Un nuestro de otros
Cántabro, muy cántabro, le costó siempre aceptar haber sido antes Seve para los anglosajones que para sus paisanos. Y no le faltaba razón. En 1979, un grupo de bachilleres cántabros pasó el verano en Dublín buceando en el inglés. Sin entender muy bien por qué, prácticamente ninguno de ellos necesitó poner en el mapa a esta pequeña comunidad. No había familia irlandesa que no supiera que Cantabria era una región norteña en la que también predominaba el verde. Su único error era suponer que Pedreña era la capital. Severiano Ballesteros, Seve ya para ellos, acababa de ganar su primer Open Británico. Lo que hoy, con la dimensión alcanzada por el deporte español, hubiera sido una explosión de júbilo en cualquier pub dublinés, entonces fue tomado por los estudiantes cántabros como un fenómeno del más allá por lo desconocido e incomprensible, para estupor de los hospitalarios irlandeses.
No había familia irlandesa que no supiera que Cantabria era una verde región norteña. Su error era suponer que Pedreña era la capital
Años después, con Seve ya en los focos españoles y con plaza fija en todas las portadas británicas, un periodista pudo comprobar la universalidad de su genio. En un viaje a la isla de Bali en 1992, un grupo de bachilleres japoneses se alborotó al conocer los orígenes cántabros de su vecino de hamaca. Una tarjeta de crédito del banco santanderino le delató. Aquellos nipones adoraban de tal forma al golfista que tenían muchas más preguntas que respuestas el informador español. Una namibia socorrió al periodista. El legendario jugador sudafricano Gary Player había hecho calar a Ballesteros en su país.
Seve fue mucho más que un pionero. Fue el primer deportista español global. En un país con ombligo, Ballesteros tuvo el aire quijotesco de Santana y Nieto. Siempre sintió que su frontera estaba en los Pirineos, incluso tras el reconocimiento iniciático de sus victorias. Él no era solo un ganador, era un revolucionario, Houdini con un palo de golf. Un buscavidas desde su condición de intruso juvenil en el campo de Pedreña, lo que le hizo romper la ortodoxia de un deporte tan académico. Para Seve, la distancia más corta nunca fue una línea recta. Podía ganar desde un búnker, bajo un árbol o desde el aparcamiento. Su juego imprevisible hizo que las gradas del 18 en Saint Andrews y Augusta dejaran de ser como un palco operístico. Ballesteros atizaba una caldera de pasiones desconocida en el mundo del golf. Su carisma era infinito, por más que le carcomiera ser un apátrida de su deporte.
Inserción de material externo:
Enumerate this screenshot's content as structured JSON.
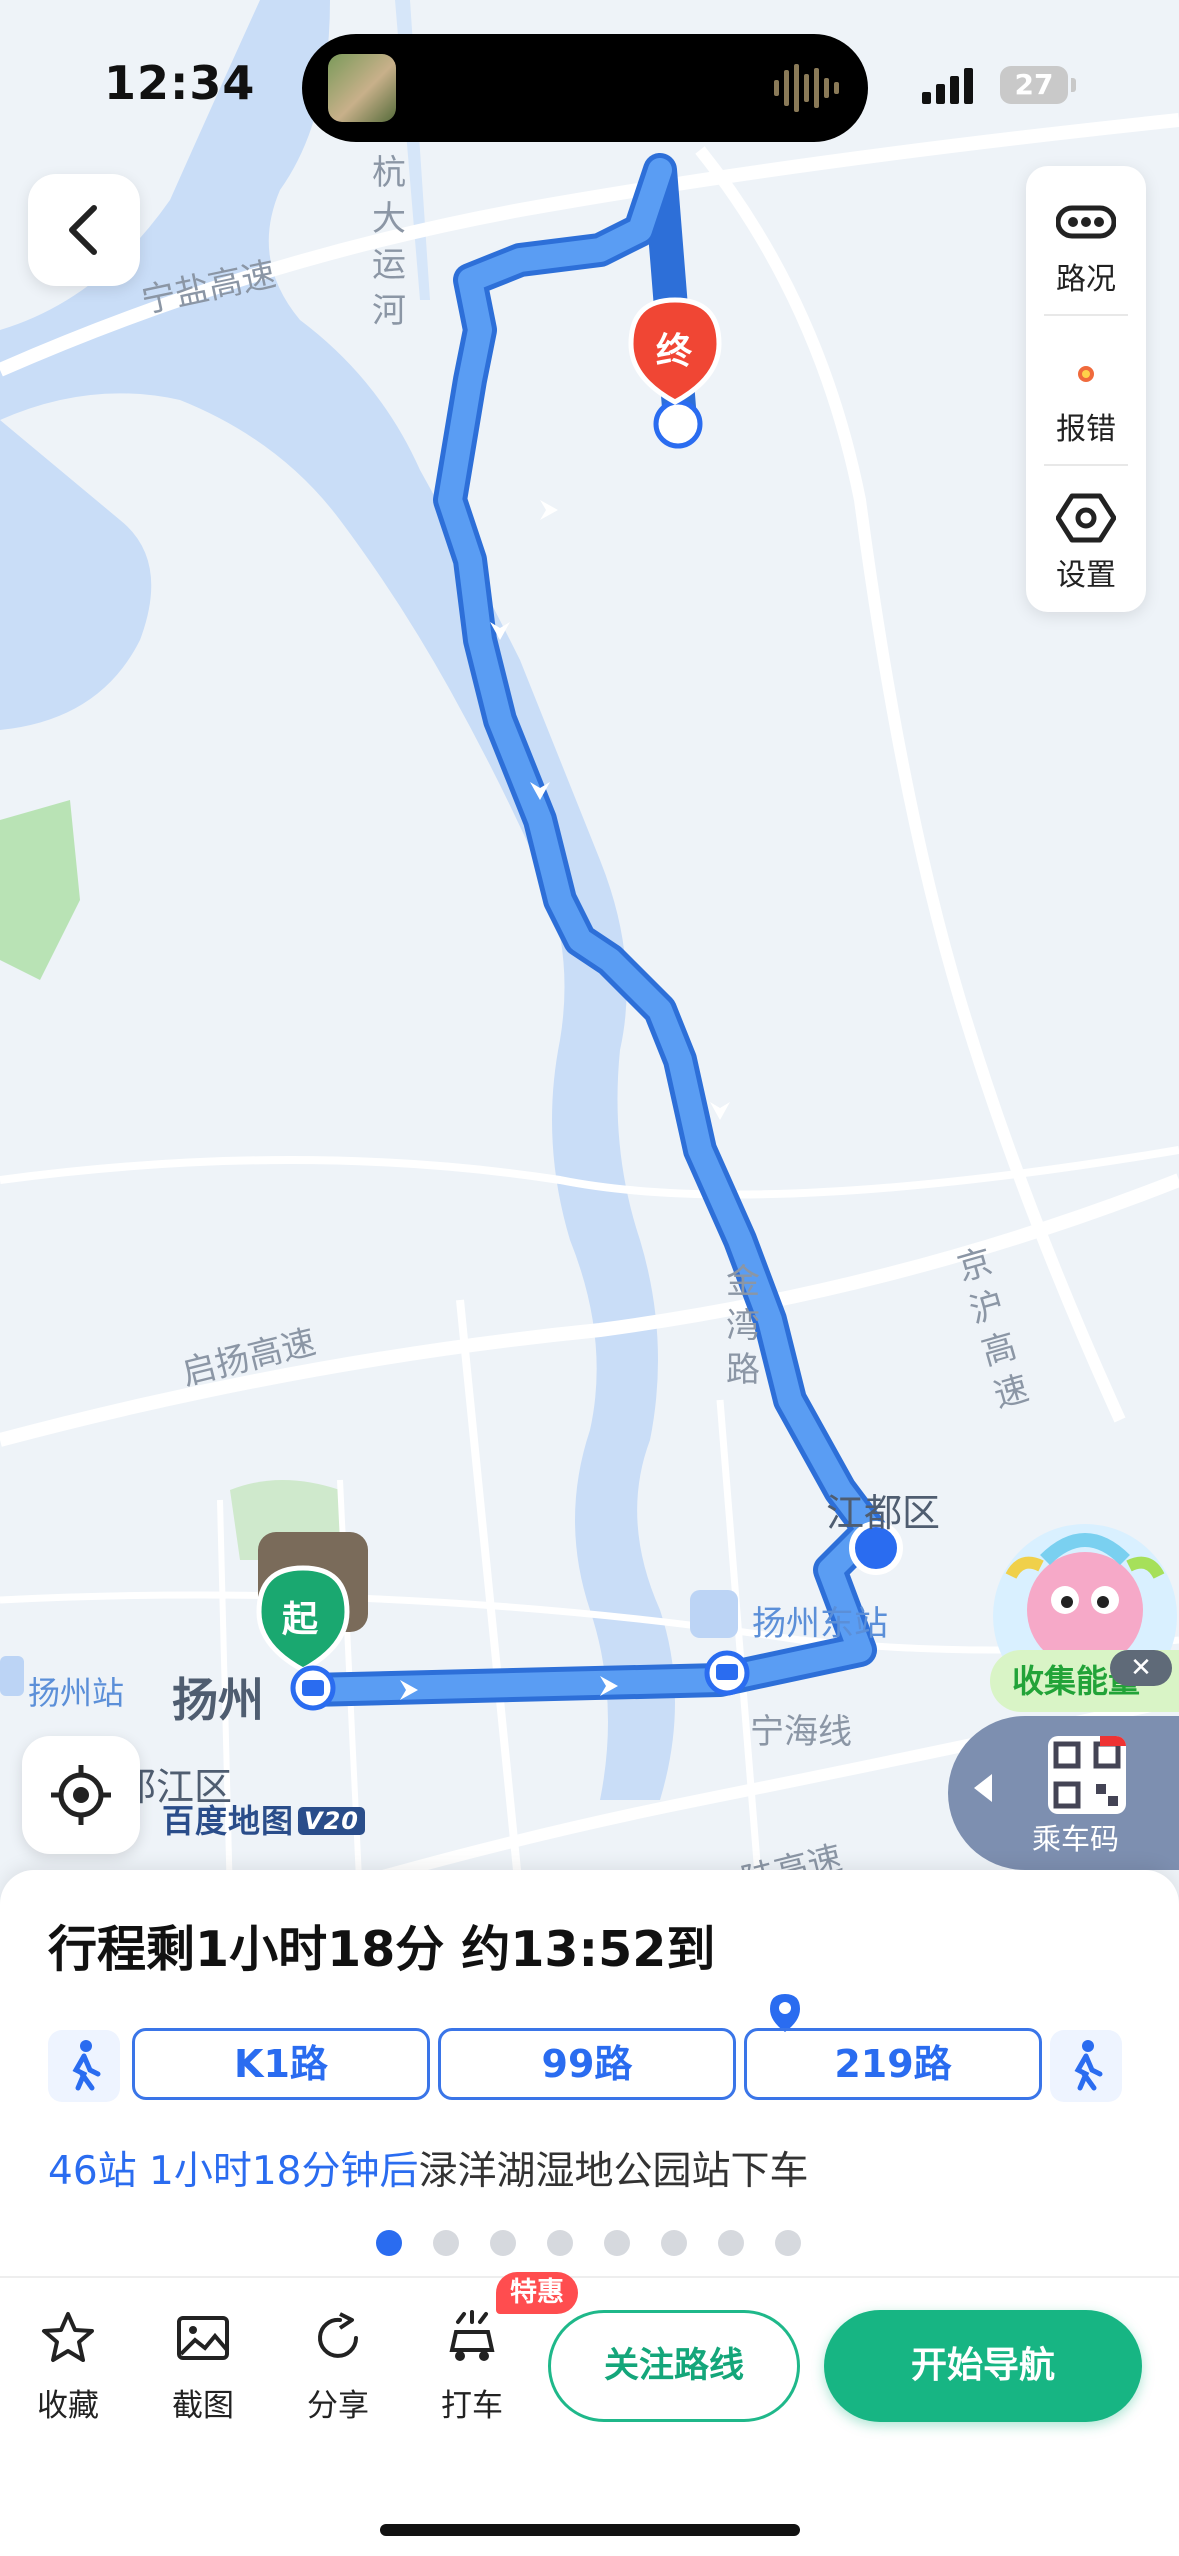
{
  "status_bar": {
    "time": "12:34",
    "battery": "27"
  },
  "toolbar": {
    "traffic_label": "路况",
    "report_label": "报错",
    "settings_label": "设置"
  },
  "map": {
    "labels": {
      "ningyan_highway": "宁盐高速",
      "grand_canal": "杭大运河",
      "qiyang_highway": "启扬高速",
      "jinwan_road": "金湾路",
      "jinghu_highway": "京沪高速",
      "jiangdu_district": "江都区",
      "yangzhou_east_station": "扬州东站",
      "yangzhou_station": "扬州站",
      "yangzhou": "扬州",
      "ninghai_line": "宁海线",
      "hanjiang_district": "邗江区",
      "highway_bottom": "陆高速"
    },
    "start_marker": "起",
    "end_marker": "终",
    "baidu_logo": "百度地图",
    "baidu_version": "V20",
    "collect_energy": "收集能量",
    "ride_code": "乘车码"
  },
  "trip": {
    "summary": "行程剩1小时18分 约13:52到",
    "routes": [
      "K1路",
      "99路",
      "219路"
    ],
    "detail_highlight": "46站 1小时18分钟后",
    "detail_rest": "渌洋湖湿地公园站下车",
    "page_count": 8,
    "active_page": 1
  },
  "actions": {
    "favorite": "收藏",
    "screenshot": "截图",
    "share": "分享",
    "taxi": "打车",
    "promo_badge": "特惠",
    "follow_route": "关注路线",
    "start_navigation": "开始导航"
  },
  "colors": {
    "route_blue": "#4a8ef0",
    "accent_blue": "#2a6cf0",
    "start_green": "#1aa870",
    "end_red": "#f04634",
    "nav_green": "#17b583"
  }
}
Como espontáneo trovador, nada se le ponía por delante. Acostumbrado a superar barreras por su cuenta, acudió al rescate de sus padrinos británicos, sometidos en la Copa Ryder por Estados Unidos. Seve dio dimensión al golf y Europa plantó cara al imperio estadounidense. Ni así sintió haber logrado el hueco que merecía en su país. A ello dedicó el resto de su vida. No solo a ser entronizado, que lo fue, sino a que el golf fuera una asignatura capital en el panorama deportivo español. También lo consiguió. Esa fue su mayor obra, de la que más orgulloso estuvo. Solo así pudo llegar a redimir a gente como aquellos paisanos bachilleres que le ignoraron en Dublín y que siempre estarán en deuda con él. Nunca fue fácil comprender a un genio.